Not to say I’m judging, I am among the worst offenders. It all makes sense given the amount of time we spend with ourselves, but I worry sometimes we get hung up on the irrelevant. I suppose relationships are interesting, but only in the way dreams are interesting. You may have had the most amazing, intense, suspenseful, cinematic, beautiful dream of all time, but chances are you can’t relate the story to me the way it happened. Dream logic gets in the way of it being a compelling story. In the same vein, you may have the most amazing, confusing, beautiful, complex, loving relationship of all time, but chances are it’ll sound like a bad soap opera storyline or young adult book when you impart on me your tale. That’s not to say there aren’t interesting aspects, but we seem to get obsessed. Almost every thought is filtered through some device that turns it into a personal drama. Not necessarily a negative drama, but somehow concerning some relationship or another. It gets boring after a while. It’d be like going through your life only reading a single genre of book or music. I love a good Zeppelin song but you have to give me some garage punk every so often. But whereas limiting ourselves to one type of music is a fault of our own making, being obsessed with ourselves isn’t. Everything in our lives is the most important thing to us because it’s happening to us.
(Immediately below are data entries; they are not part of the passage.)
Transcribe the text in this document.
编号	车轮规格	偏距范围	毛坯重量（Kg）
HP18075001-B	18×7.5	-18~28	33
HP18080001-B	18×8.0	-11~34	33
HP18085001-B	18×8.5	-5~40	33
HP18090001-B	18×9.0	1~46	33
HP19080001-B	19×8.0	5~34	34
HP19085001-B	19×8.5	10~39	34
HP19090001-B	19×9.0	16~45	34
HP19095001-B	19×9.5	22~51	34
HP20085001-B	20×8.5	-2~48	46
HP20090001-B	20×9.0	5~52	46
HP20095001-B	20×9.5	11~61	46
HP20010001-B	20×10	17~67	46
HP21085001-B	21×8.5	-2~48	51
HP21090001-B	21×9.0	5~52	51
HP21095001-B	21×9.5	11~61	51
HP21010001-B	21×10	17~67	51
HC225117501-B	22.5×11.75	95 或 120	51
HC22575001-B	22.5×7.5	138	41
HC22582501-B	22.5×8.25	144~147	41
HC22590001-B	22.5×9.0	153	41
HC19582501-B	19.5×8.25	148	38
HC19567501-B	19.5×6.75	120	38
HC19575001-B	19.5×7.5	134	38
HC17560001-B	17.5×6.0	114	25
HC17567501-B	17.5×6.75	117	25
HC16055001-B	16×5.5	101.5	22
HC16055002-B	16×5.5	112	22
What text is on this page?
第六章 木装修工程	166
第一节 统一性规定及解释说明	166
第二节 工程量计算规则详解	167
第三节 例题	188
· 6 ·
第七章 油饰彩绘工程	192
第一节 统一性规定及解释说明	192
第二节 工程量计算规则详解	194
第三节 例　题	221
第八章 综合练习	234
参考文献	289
“If he was to lose his little finger tomorrow, he would not sleep tonight; but, provided he never saw them, he will snore with the most profound security over the ruin of a hundred millions of his brethren, and the destruction of that immense multitude seems plainly an object less interesting to him, than this paltry misfortune of his own.”
– Adam Smith
It’s difficult to really hammer that way of thinking into our heads to make it second nature, and maybe some people don’t want to, but it’s hard to reason out of. (If you care at all about reasoning, and many people don’t. But if that’s the case, you aren’t involved in this conversation and your opinions are irrelevant regarding most things in life.) What’s clear is that those scales aren’t balanced. A social rejection will ruin my day, and maybe my week, but thousands dying might get a retweet. Yes, it would be impossible to even the scale but adjusting it wouldn’t be too bad.
I think the cliches (or what some people call wisdom) like, “It could be worse.” or “Be thankful for what you have because others aren’t so lucky.” have it a bit backwards. They tend to focus on us, better off, people. Sure, be thankful for what you have, but how about we turn the cliches to the other people involved. Instead of wasting that empathy on ourselves we might consider people who truly need it. In our own lives, we think about our problems and we try to fix them, sometimes making them worse in the process, but we’re trying. I won’t deny that’s necessary for a good life, there needs to be local fun and happiness, but hopefully some of that attention can be spared. Some can be turned to the hundred millions in various states of ruin. With that attention shifted we can try harder to fix things a little. (I refer back to my post about being ethical. It’s not always fun to think about child labor or animal abuse, but making small changes to what we consume, and how, can really improve things. For instance, there are tons of clothing companies (and sites like teespring) that donate money when you buy clothes. Or even just using smile.amazon.com for things you were going to buy anyway.)